The big change, Charlie argues, came with an epidemic of one-ups-manship and snobbery from the 1960s onward that had the twin effects of dissolving a sense of “us”-ness and supercharging the normal human appetite for money into exaggerated and destructive forms. Technological, market, and global-trade shifts are part of what have changed the America of my Baby Boomer youth, in which a CEO might make 10 times as much as a line worker, into today’s Gilded Age phantasmagoria, with top “earners” getting hundreds or thousands of times more than anyone else. But Charlie charts the eroding concept of “enough”-ness, and of an overall sense of propriety and fellow-feeling, that have accelerated the process.
This sets up the “could be different” part of Charlie’s appeal, which draws on something that Trump’s emergence may already have triggered: thoroughgoing civic engagement across the country, by younger (and older) people who feel as if there is something important about their country they must fight to defend.
I’ll leave the rest of Charlie Peters’s argument to the book itself, and to the precis within Paul Glastris’s review. But I genuinely hope that We Do Our Part will be widely read, especially by young men and women who are just setting out in their professional and civic lives, much as I was when I started working at Charlie’s magazine.

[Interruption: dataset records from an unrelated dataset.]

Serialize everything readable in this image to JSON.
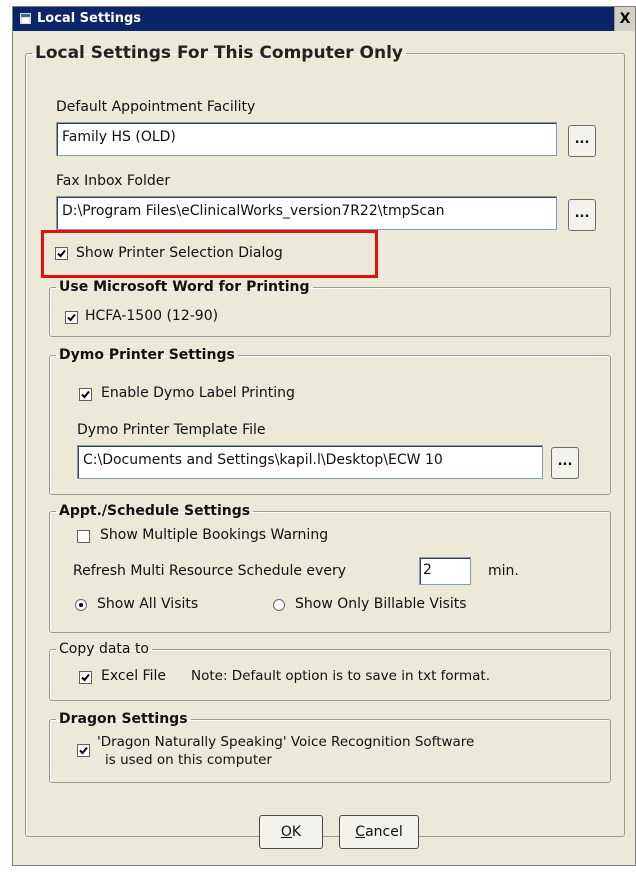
{
  "window": {
    "title": "Local Settings",
    "close_glyph": "X"
  },
  "main_group": {
    "legend": "Local Settings For This Computer Only"
  },
  "default_facility": {
    "label": "Default Appointment Facility",
    "value": "Family HS (OLD)",
    "browse_label": "..."
  },
  "fax_inbox": {
    "label": "Fax Inbox Folder",
    "value": "D:\\Program Files\\eClinicalWorks_version7R22\\tmpScan",
    "browse_label": "..."
  },
  "printer_dialog": {
    "label": "Show Printer Selection Dialog",
    "checked": true
  },
  "ms_word": {
    "legend": "Use Microsoft Word for Printing",
    "hcfa": {
      "label": "HCFA-1500 (12-90)",
      "checked": true
    }
  },
  "dymo": {
    "legend": "Dymo Printer Settings",
    "enable": {
      "label": "Enable Dymo Label Printing",
      "checked": true
    },
    "template_label": "Dymo Printer Template File",
    "template_value": "C:\\Documents and Settings\\kapil.l\\Desktop\\ECW 10",
    "browse_label": "..."
  },
  "schedule": {
    "legend": "Appt./Schedule Settings",
    "multiple_bookings": {
      "label": "Show Multiple Bookings Warning",
      "checked": false
    },
    "refresh_prefix": "Refresh Multi Resource Schedule every",
    "refresh_value": "2",
    "refresh_suffix": "min.",
    "radio_all": {
      "label": "Show All Visits",
      "selected": true
    },
    "radio_billable": {
      "label": "Show Only Billable Visits",
      "selected": false
    }
  },
  "copy_data": {
    "legend": "Copy data to",
    "excel": {
      "label": "Excel File",
      "checked": true
    },
    "note": "Note: Default option is to save in txt format."
  },
  "dragon": {
    "legend": "Dragon Settings",
    "option": {
      "label_line1": "'Dragon Naturally Speaking' Voice Recognition Software",
      "label_line2": "is used on this computer",
      "checked": true
    }
  },
  "buttons": {
    "ok_underlined": "O",
    "ok_rest": "K",
    "cancel_underlined": "C",
    "cancel_rest": "ancel"
  },
  "colors": {
    "titlebar": "#0b246a",
    "dialog_background": "#ece9d8",
    "highlight_box": "#e21010"
  }
}
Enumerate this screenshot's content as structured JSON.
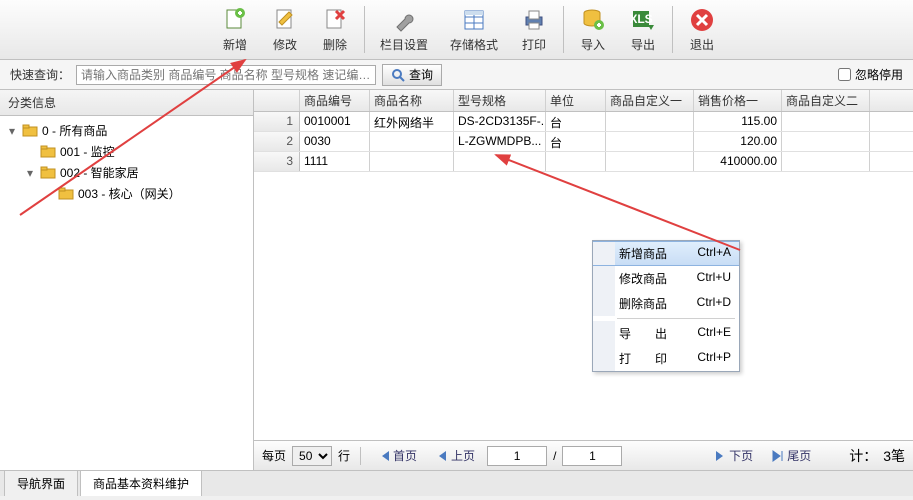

Through his long career Charlie’s passion as a journalist has been matched by dedication as a coach and teacher. (The book’s foreword is by Jon Meacham, one of a legion of notable writers Charlie has fostered and cared about over the years, and the cover blurbs are by two more: Nicholas Lemann and Nicholas Thompson.) I take this book as Charlie’s attempt to teach on a wholesale level, and especially to inform the next generation of Americans that the bad parts of today’s culture weren’t always this way. Knowing that a “fairer and more equal America” is within some Americans’ living memory can help light the path toward a fairer future.